Moreover, this argument seems to be going full circle - where the previous claim was that Justin Achilli was trying to dial this back, yet the claim is that Vampire Revised (his first edition as developer) was going this approach to the max? Which one is it?

Because the ‘game critics’ as you put it were also the actual developers and writers of the game it seems.
Sorry, but I’m not going to dig out my VtM supplements from 20 years ago to provide quotes. Though you could always just google image the covers of Nights of Prophecy or San Francisco By Night for particularly blatant examples of the phenomenon.

I have no idea what Justin Achilli said or tried to do, but if he tried to scale it back in Revised, I think he failed utterly.
 

Sorry, but I’m not going to dig out my VtM supplements from 20 years ago to provide quotes. Though you could always just google image the covers of Nights of Prophecy or San Francisco By Night for particularly blatant examples of the phenomenon.

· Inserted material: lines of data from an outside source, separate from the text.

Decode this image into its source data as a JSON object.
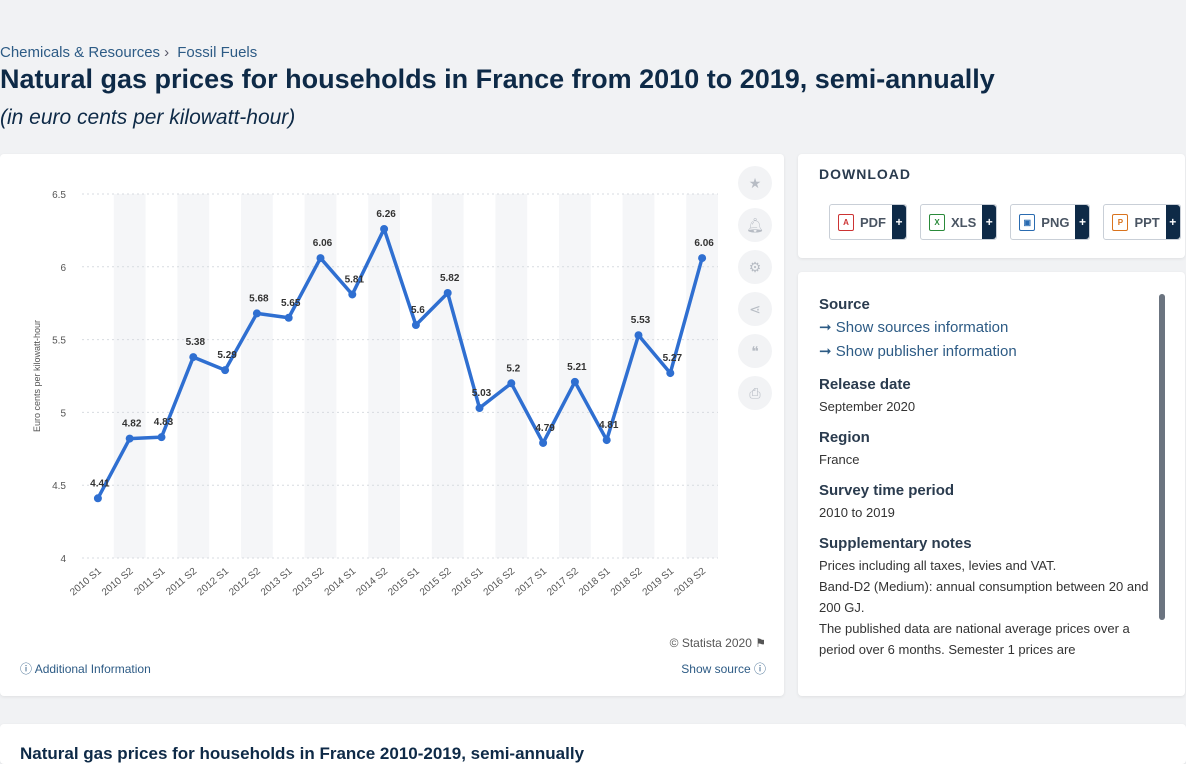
{
  "breadcrumb": {
    "category": "Chemicals & Resources",
    "subcategory": "Fossil Fuels"
  },
  "title": "Natural gas prices for households in France from 2010 to 2019, semi-annually",
  "subtitle": "(in euro cents per kilowatt-hour)",
  "chart_data": {
    "type": "line",
    "x": [
      "2010 S1",
      "2010 S2",
      "2011 S1",
      "2011 S2",
      "2012 S1",
      "2012 S2",
      "2013 S1",
      "2013 S2",
      "2014 S1",
      "2014 S2",
      "2015 S1",
      "2015 S2",
      "2016 S1",
      "2016 S2",
      "2017 S1",
      "2017 S2",
      "2018 S1",
      "2018 S2",
      "2019 S1",
      "2019 S2"
    ],
    "values": [
      4.41,
      4.82,
      4.83,
      5.38,
      5.29,
      5.68,
      5.65,
      6.06,
      5.81,
      6.26,
      5.6,
      5.82,
      5.03,
      5.2,
      4.79,
      5.21,
      4.81,
      5.53,
      5.27,
      6.06
    ],
    "ylabel": "Euro cents per kilowatt-hour",
    "ylim": [
      4,
      6.5
    ],
    "yticks": [
      "4",
      "4.5",
      "5",
      "5.5",
      "6",
      "6.5"
    ],
    "color": "#2f6fd1",
    "grid": true
  },
  "chart_footer": {
    "copyright": "© Statista 2020",
    "additional_info": "Additional Information",
    "show_source": "Show source"
  },
  "tools": [
    "star-icon",
    "bell-icon",
    "gear-icon",
    "share-icon",
    "quote-icon",
    "print-icon"
  ],
  "download": {
    "heading": "DOWNLOAD",
    "buttons": [
      {
        "label": "PDF",
        "plus": "+"
      },
      {
        "label": "XLS",
        "plus": "+"
      },
      {
        "label": "PNG",
        "plus": "+"
      },
      {
        "label": "PPT",
        "plus": "+"
      }
    ]
  },
  "info": {
    "source_heading": "Source",
    "show_sources": "Show sources information",
    "show_publisher": "Show publisher information",
    "release_heading": "Release date",
    "release_value": "September 2020",
    "region_heading": "Region",
    "region_value": "France",
    "survey_heading": "Survey time period",
    "survey_value": "2010 to 2019",
    "notes_heading": "Supplementary notes",
    "notes": [
      "Prices including all taxes, levies and VAT.",
      "Band-D2 (Medium): annual consumption between 20 and 200 GJ.",
      "The published data are national average prices over a period over 6 months. Semester 1 prices are"
    ]
  },
  "bottom_title": "Natural gas prices for households in France 2010-2019, semi-annually"
}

I have no idea what Justin Achilli said or tried to do, but if he tried to scale it back in Revised, I think he failed utterly.
So, the short answer is you can’t.

San Francisco by Night was a sourcebook for Kindred of the East and both that and Nights of Prophecy were fairly late releases in any case (both in the 2000s). You’d have to cut it more that just a couple of covers to support what you claimed. I have my core books in front of me as I type, by the way, so just page references will do.